Evaluation of outputted and leaked power for a micro-cavity laser in the terahertz region

Terahertz wave is generally an electromagnetic wave at the wavelength of 0.1-10 THz (30-3000 μm). The terahertz laser is a new type of radiation source with many unique advantages and has broad applications. Generally, the size of a normal laser cavity is from a few of to several hundred millimeters, and the size of a micro-cavity is mainly from a few of to several hundred micrometers in the wavelength region of ultraviolet, visible, and near-infrared. However, if the wavelength increases to the terahertz region, the wavelength is of the order of the micro-cavity size.
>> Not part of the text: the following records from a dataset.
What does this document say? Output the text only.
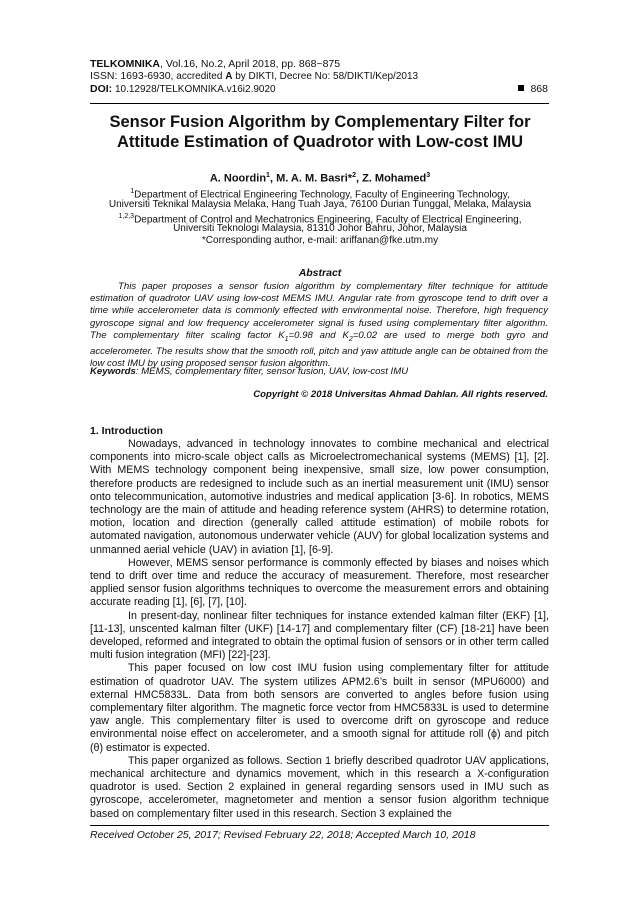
TELKOMNIKA, Vol.16, No.2, April 2018, pp. 868~875
ISSN: 1693-6930, accredited A by DIKTI, Decree No: 58/DIKTI/Kep/2013
DOI: 10.12928/TELKOMNIKA.v16i2.9020	868
Sensor Fusion Algorithm by Complementary Filter for
Attitude Estimation of Quadrotor with Low-cost IMU
A. Noordin$^1$, M. A. M. Basri*$^2$, Z. Mohamed$^3$
$^1$Department of Electrical Engineering Technology, Faculty of Engineering Technology,
Universiti Teknikal Malaysia Melaka, Hang Tuah Jaya, 76100 Durian Tunggal, Melaka, Malaysia
$^{1,2,3}$Department of Control and Mechatronics Engineering, Faculty of Electrical Engineering,
Universiti Teknologi Malaysia, 81310 Johor Bahru, Johor, Malaysia
*Corresponding author, e-mail: ariffanan@fke.utm.my
Abstract
This paper proposes a sensor fusion algorithm by complementary filter technique for attitude estimation of quadrotor UAV using low-cost MEMS IMU. Angular rate from gyroscope tend to drift over a time while accelerometer data is commonly effected with environmental noise. Therefore, high frequency gyroscope signal and low frequency accelerometer signal is fused using complementary filter algorithm. The complementary filter scaling factor $K_1=0.98$ and $K_2=0.02$ are used to merge both gyro and accelerometer. The results show that the smooth roll, pitch and yaw attitude angle can be obtained from the low cost IMU by using proposed sensor fusion algorithm.
Keywords: MEMS, complementary filter, sensor fusion, UAV, low-cost IMU
Copyright © 2018 Universitas Ahmad Dahlan. All rights reserved.
1. Introduction

Nowadays, advanced in technology innovates to combine mechanical and electrical components into micro-scale object calls as Microelectromechanical systems (MEMS) [1], [2]. With MEMS technology component being inexpensive, small size, low power consumption, therefore products are redesigned to include such as an inertial measurement unit (IMU) sensor onto telecommunication, automotive industries and medical application [3-6]. In robotics, MEMS technology are the main of attitude and heading reference system (AHRS) to determine rotation, motion, location and direction (generally called attitude estimation) of mobile robots for automated navigation, autonomous underwater vehicle (AUV) for global localization systems and unmanned aerial vehicle (UAV) in aviation [1], [6-9].

However, MEMS sensor performance is commonly effected by biases and noises which tend to drift over time and reduce the accuracy of measurement. Therefore, most researcher applied sensor fusion algorithms techniques to overcome the measurement errors and obtaining accurate reading [1], [6], [7], [10].

In present-day, nonlinear filter techniques for instance extended kalman filter (EKF) [1], [11-13], unscented kalman filter (UKF) [14-17] and complementary filter (CF) [18-21] have been developed, reformed and integrated to obtain the optimal fusion of sensors or in other term called multi fusion integration (MFI) [22]-[23].

This paper focused on low cost IMU fusion using complementary filter for attitude estimation of quadrotor UAV. The system utilizes APM2.6’s built in sensor (MPU6000) and external HMC5833L. Data from both sensors are converted to angles before fusion using complementary filter algorithm. The magnetic force vector from HMC5833L is used to determine yaw angle. This complementary filter is used to overcome drift on gyroscope and reduce environmental noise effect on accelerometer, and a smooth signal for attitude roll (ϕ) and pitch (θ) estimator is expected.

This paper organized as follows. Section 1 briefly described quadrotor UAV applications, mechanical architecture and dynamics movement, which in this research a X-configuration quadrotor is used. Section 2 explained in general regarding sensors used in IMU such as gyroscope, accelerometer, magnetometer and mention a sensor fusion algorithm technique based on complementary filter used in this research. Section 3 explained the

Received October 25, 2017; Revised February 22, 2018; Accepted March 10, 2018
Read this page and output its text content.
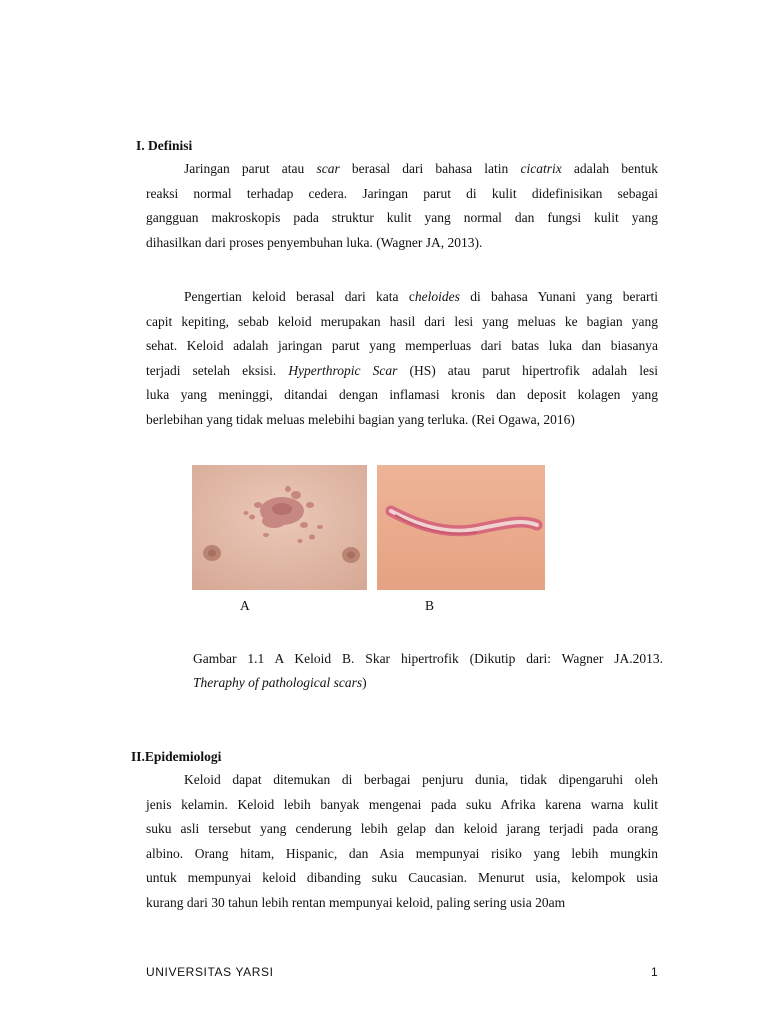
I. Definisi
Jaringan parut atau scar berasal dari bahasa latin cicatrix adalah bentuk
reaksi normal terhadap cedera. Jaringan parut di kulit didefinisikan sebagai
gangguan makroskopis pada struktur kulit yang normal dan fungsi kulit yang
dihasilkan dari proses penyembuhan luka. (Wagner JA, 2013).
Pengertian keloid berasal dari kata cheloides di bahasa Yunani yang berarti
capit kepiting, sebab keloid merupakan hasil dari lesi yang meluas ke bagian yang
sehat. Keloid adalah jaringan parut yang memperluas dari batas luka dan biasanya
terjadi setelah eksisi. Hyperthropic Scar (HS) atau parut hipertrofik adalah lesi
luka yang meninggi, ditandai dengan inflamasi kronis dan deposit kolagen yang
berlebihan yang tidak meluas melebihi bagian yang terluka. (Rei Ogawa, 2016)
A	B
Gambar 1.1 A Keloid B. Skar hipertrofik (Dikutip dari: Wagner JA.2013.
Theraphy of pathological scars)
II.Epidemiologi
Keloid dapat ditemukan di berbagai penjuru dunia, tidak dipengaruhi oleh
jenis kelamin. Keloid lebih banyak mengenai pada suku Afrika karena warna kulit
suku asli tersebut yang cenderung lebih gelap dan keloid jarang terjadi pada orang
albino. Orang hitam, Hispanic, dan Asia mempunyai risiko yang lebih mungkin
untuk mempunyai keloid dibanding suku Caucasian. Menurut usia, kelompok usia
kurang dari 30 tahun lebih rentan mempunyai keloid, paling sering usia 20am
UNIVERSITAS YARSI	1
The power distributions inside and outside the cavity of a terahertz laser are significantly different from those for a conventional laser cavity. In this paper, a theoretical model is established to study the outputted and leaked power of a micro-cavity in the terahertz band. We assume that the wavelength of an emission terahertz source is 240 μm and simulate the output features of a micro-cavity laser with the Finite-Difference Time-Domain (FDTD) algorithm. The output characteristics of a micro-cavity have been analyzed by using two types of material and different thicknesses of the sidewall. It has been found that when the thicknesses of both silver and aluminum sidewalls are reduced to around 16 μm, the power leaking from the micro-cavity begins to increase with the decrease of the sidewall thickness. In this way, the sidewall no longer restrains terahertz radiation inside the cavity. The simulation results might be referred for the design of a terahertz laser with the micro-cavity.